Que ce soit à l’entrée de l’IEP, ou dans les amphis, les tracts pour l’initiative Zéro Euro se multiplient. En ce jour de rentrée, Rémi, FIFA en 5A et vice-président étudiant délégué de l’Université de Lille, Arnaud, FIFB en 4A  et Théophile, FIFB, en pleine préparation pour la troisième année en Angleterre, répondent aux questions de Manu sur l’initiative Zéro Euro IEP. 

La Manufacture: Comment s’est faite l’initiative Zéro Euro?

Rémi : C’est quelque chose qu’on porte depuis janvier 2022 avec Alter Eco. Il est clair qu’il faut une ouverture sociale. Pour s’inscrire pour le concours, c’est 50€ pour un boursier. 50€ c’est pas rien quand on vit à flux tendu on ne peut pas se permettre de payer cette somme ! D’autant plus qu’on parle d’un concours à 10% réussite… Y’a donc aussi un côté très symbolique. On peut leur dire que c’est gratuit d’essayer !

Théophile : “Ça a pris plusieurs mois pour qu’on réfléchisse à la manière de faire. Aujourd’hui  opérationnellement, ce sont les directeurs des 7 IEP qui décident des montants frais de concours. C’est donc à eux de s’accorder pour cette gratuité aux boursiers. On ne peut pas, en tant que liste à Lille, faire pression.

Arnaud:Donc la question est de savoir comment faire pression pour qu’ils acceptent. On n’est pas un syndicat national. Pendant plusieurs mois, donc, on a réussi à contacter les étudiants des autres IEP. De là, on a fait une tribune sur Médiapart, pour une représentation de tous les IEP.

La Manufacture: Quel est l’objectif ?

Arnaud: “Avoir un maximum d’étudiants de tous les IEP qui signent la tribune pour faire pression sur les directions dans l’ensemble. On est dans une perspective, peut-être, de créer des groupes d’action dans certains IEP où ce sera plus difficile de faire plier les directeurs.

Tous, nous l’accordent: “C’est pas juste une tribune ! C’est créer un réseau étudiant qui vise à faire une ouverture sociale un peu partout. Ce n’est qu’une étape, ensuite on déroulera une série de propositions pour améliorer les choses.

La Manufacture: Cette cause vous a-t-elle touchée parce que vous-mêmes êtes boursiers ?

Théophile:Nous ne sommes pas boursiers mais ça ne nous empêche pas d’avoir de l’empathie pour ceux qui, souvent, n’osent pas prendre la parole. C’est une démarche d’intérêt général.

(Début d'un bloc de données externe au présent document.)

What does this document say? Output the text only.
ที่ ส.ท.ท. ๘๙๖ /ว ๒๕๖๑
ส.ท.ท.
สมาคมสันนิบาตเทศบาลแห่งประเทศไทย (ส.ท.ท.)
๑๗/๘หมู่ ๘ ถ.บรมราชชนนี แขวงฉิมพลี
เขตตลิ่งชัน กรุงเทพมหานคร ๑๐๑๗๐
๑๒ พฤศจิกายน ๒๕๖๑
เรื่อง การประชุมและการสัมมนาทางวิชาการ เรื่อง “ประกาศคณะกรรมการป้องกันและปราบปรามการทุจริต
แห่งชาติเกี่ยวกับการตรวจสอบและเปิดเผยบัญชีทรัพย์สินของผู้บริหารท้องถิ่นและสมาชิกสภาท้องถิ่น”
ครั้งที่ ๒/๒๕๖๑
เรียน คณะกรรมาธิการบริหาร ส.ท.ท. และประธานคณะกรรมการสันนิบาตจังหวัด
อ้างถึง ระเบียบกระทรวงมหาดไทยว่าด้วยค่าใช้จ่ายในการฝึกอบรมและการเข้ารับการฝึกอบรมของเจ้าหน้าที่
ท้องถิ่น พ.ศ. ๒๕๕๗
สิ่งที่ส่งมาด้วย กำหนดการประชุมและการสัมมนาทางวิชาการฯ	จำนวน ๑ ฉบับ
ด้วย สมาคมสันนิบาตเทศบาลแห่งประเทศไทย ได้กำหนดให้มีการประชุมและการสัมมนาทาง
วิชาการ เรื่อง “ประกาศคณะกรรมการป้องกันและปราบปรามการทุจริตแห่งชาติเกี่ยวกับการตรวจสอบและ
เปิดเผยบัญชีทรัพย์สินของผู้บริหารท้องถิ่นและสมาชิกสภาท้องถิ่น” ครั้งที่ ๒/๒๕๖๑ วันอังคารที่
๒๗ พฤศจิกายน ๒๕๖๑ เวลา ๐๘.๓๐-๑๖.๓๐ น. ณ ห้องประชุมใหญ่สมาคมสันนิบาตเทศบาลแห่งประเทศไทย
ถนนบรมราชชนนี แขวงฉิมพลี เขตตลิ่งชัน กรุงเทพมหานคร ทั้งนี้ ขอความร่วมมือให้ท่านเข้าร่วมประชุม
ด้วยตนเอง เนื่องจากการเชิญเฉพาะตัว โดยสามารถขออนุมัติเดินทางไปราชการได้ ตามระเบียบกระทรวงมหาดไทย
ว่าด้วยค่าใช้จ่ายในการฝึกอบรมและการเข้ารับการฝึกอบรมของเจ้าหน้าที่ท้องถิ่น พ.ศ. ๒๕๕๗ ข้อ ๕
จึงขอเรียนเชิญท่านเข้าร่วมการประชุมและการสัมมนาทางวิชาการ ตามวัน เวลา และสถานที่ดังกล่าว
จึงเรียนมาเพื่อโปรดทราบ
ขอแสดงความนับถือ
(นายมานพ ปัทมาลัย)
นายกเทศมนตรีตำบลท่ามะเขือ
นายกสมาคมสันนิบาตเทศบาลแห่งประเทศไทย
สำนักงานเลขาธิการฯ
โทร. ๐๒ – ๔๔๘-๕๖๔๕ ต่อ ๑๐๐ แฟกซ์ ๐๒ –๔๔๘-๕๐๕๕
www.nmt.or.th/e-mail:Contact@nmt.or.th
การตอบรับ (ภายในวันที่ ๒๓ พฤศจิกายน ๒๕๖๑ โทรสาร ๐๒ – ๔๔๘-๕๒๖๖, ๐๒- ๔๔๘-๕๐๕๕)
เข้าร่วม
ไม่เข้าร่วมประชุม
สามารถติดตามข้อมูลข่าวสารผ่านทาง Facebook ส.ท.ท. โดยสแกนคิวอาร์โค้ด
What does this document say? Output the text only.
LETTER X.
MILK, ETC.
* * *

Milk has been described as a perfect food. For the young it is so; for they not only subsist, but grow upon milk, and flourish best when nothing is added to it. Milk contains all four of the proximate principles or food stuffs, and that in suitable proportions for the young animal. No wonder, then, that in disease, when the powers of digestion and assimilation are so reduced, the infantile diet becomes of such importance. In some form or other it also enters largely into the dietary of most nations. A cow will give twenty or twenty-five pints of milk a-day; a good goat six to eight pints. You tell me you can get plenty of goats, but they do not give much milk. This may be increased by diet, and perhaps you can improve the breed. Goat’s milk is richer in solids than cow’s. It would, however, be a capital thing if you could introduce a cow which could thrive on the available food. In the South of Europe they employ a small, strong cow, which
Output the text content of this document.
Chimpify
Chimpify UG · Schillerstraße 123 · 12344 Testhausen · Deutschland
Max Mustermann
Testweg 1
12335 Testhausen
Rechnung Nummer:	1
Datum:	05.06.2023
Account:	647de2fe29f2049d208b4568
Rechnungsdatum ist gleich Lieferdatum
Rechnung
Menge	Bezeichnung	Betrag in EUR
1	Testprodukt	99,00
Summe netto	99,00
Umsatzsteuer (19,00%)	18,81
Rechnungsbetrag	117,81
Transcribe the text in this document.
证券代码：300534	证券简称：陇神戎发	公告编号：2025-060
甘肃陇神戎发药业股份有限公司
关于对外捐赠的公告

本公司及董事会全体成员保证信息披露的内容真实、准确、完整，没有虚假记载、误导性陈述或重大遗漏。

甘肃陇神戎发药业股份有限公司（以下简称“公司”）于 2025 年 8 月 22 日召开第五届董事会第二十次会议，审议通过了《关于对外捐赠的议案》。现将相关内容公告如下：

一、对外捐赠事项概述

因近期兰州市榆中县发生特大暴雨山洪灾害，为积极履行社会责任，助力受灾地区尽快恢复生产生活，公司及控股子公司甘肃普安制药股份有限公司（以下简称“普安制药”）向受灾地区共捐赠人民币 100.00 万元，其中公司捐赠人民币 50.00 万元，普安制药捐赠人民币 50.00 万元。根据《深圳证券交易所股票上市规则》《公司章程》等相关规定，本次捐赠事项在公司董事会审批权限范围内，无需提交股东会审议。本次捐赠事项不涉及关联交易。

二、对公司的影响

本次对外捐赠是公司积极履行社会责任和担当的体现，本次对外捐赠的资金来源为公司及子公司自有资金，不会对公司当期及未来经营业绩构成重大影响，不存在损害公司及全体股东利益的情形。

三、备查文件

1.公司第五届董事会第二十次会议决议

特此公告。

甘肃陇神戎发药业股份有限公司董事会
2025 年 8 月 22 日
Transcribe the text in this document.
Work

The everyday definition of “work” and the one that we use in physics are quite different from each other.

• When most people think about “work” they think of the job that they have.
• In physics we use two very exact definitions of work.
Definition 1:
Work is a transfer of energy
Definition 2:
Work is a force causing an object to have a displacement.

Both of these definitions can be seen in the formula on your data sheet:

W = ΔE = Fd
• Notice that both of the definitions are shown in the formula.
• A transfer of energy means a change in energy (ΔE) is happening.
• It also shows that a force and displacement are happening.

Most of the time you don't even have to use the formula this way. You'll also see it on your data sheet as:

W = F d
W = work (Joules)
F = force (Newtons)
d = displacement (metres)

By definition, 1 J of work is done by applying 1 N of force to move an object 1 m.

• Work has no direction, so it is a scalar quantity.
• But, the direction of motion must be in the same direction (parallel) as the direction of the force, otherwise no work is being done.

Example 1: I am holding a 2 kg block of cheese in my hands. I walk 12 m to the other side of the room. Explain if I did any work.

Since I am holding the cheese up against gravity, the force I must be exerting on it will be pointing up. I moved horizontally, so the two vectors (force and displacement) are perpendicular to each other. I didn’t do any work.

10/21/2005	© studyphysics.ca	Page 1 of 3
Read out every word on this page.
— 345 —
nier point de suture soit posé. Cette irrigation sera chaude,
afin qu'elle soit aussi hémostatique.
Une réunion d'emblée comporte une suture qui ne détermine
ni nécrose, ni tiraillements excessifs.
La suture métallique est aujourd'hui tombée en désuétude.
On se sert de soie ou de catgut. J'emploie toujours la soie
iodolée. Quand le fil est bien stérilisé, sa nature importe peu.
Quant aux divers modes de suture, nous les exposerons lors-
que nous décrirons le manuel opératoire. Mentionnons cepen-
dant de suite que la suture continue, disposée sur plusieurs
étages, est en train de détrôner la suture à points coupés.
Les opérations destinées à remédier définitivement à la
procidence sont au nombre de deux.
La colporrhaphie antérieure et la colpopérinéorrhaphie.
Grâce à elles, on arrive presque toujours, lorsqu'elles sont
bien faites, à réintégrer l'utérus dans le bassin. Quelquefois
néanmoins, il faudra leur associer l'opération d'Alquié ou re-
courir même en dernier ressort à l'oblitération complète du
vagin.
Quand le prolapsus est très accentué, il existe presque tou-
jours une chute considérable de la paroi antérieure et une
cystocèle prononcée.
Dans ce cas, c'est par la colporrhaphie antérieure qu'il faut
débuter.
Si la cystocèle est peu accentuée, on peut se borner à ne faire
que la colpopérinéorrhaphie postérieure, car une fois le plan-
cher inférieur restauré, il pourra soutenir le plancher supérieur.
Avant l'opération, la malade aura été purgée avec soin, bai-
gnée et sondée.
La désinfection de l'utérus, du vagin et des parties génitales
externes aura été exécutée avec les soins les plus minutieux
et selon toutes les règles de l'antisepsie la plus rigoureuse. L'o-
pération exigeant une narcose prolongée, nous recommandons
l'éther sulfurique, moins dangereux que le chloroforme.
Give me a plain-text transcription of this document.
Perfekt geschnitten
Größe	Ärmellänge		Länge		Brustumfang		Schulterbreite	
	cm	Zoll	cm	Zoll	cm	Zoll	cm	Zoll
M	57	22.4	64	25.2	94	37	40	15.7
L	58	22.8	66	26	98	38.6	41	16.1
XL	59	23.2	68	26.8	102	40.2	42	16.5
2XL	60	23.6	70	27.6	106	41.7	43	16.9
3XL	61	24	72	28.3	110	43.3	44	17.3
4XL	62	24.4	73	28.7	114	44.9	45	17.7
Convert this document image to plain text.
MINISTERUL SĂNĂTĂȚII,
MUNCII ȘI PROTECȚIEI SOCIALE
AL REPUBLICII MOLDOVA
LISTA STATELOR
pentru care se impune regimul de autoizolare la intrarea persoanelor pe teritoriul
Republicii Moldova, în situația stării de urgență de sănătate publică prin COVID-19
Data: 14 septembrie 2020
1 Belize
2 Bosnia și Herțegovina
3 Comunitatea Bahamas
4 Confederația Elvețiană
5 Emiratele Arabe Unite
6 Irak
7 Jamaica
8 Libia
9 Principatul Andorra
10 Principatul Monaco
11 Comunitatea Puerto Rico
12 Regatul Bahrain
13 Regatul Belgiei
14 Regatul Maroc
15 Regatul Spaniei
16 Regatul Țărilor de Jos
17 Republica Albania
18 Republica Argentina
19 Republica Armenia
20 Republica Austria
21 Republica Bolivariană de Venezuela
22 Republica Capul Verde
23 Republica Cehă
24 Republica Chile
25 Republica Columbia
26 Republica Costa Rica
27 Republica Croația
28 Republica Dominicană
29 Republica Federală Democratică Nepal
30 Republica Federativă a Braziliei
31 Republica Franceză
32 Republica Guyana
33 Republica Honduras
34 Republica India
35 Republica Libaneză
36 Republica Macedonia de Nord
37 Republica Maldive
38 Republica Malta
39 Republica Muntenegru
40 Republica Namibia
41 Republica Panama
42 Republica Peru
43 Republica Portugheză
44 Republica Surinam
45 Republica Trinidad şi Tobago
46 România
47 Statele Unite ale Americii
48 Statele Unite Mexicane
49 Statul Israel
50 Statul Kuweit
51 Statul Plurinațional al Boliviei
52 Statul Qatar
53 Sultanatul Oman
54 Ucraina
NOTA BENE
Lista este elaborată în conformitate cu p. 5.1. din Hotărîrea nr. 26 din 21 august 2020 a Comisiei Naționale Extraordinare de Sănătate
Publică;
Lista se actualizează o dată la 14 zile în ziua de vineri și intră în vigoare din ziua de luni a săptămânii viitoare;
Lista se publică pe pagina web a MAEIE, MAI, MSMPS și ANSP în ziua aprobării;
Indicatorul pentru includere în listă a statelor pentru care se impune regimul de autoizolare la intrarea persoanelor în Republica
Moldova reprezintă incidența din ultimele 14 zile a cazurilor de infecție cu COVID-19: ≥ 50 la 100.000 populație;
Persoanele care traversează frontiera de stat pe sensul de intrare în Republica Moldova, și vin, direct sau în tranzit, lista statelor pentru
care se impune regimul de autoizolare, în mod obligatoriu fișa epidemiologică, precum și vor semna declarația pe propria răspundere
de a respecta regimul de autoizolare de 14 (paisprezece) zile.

Arnaud: “Je viens des Ardennes. Là-bas, socialement, c’est différent de Sciences Po et je connais des gens qui auraient pu être boursiers et ne pas avoir les moyens de passer le concours.”

Rémi : “Il y a beaucoup moins de boursiers à SPL qu’à la fac. Les chiffres nous montrent qu’il y a encore des progrès à faire. Pour les boursiers zéro bis, les 50€ de frais d’inscription au concours représentent moins pour leur famille que pour les boursiers échelon 5 ou 6. Si on veut attirer ces échelons plus élevés à Sciences Po, supprimer les 50€ s’avère nécessaire.

La Manufacture: Pourquoi avoir pris part à cette mobilisation ?

Rémi: “ Ce n’est pas une revendication sectorielle parce que, en tant qu’étudiant à Sciences Po, ça nous concerne plus. C’est une démarche d’intérêt général. On pense que dans la société dans laquelle nous consommons nos écoles, il y a quelque chose à changer. Comme l’a très bien dit Arnaud, ça se base sur des valeurs, une vision…Un enseignement supérieur ouvert et accessible à tous !

La Manufacture: Y a-t-il eu des évolutions avant cette initiative ?

Arnaud: “Avant l’inscription était en effet à 60€, mais on avait déjà travaillé avec Pierre Mathiot sur la question. L’an dernier, c’était une opportunité ! SPL était à la présidence du réseau des 7 IEP, donc le directeur pouvait organiser les réunions. Avec notre soutien, il a pu baisser de 60 à 50€. C’est une avancée, mais encore insuffisante.”

Rémi: “ L’année dernière, les frais d’inscription pour les boursiers sont passés de 60 à 50€. C’est un premier pas mais ce n’est pas suffisant. C’est à nous de faire changer ça.”

Théophile: “C’est notre premier pas, et ça nous donne de l’espoir !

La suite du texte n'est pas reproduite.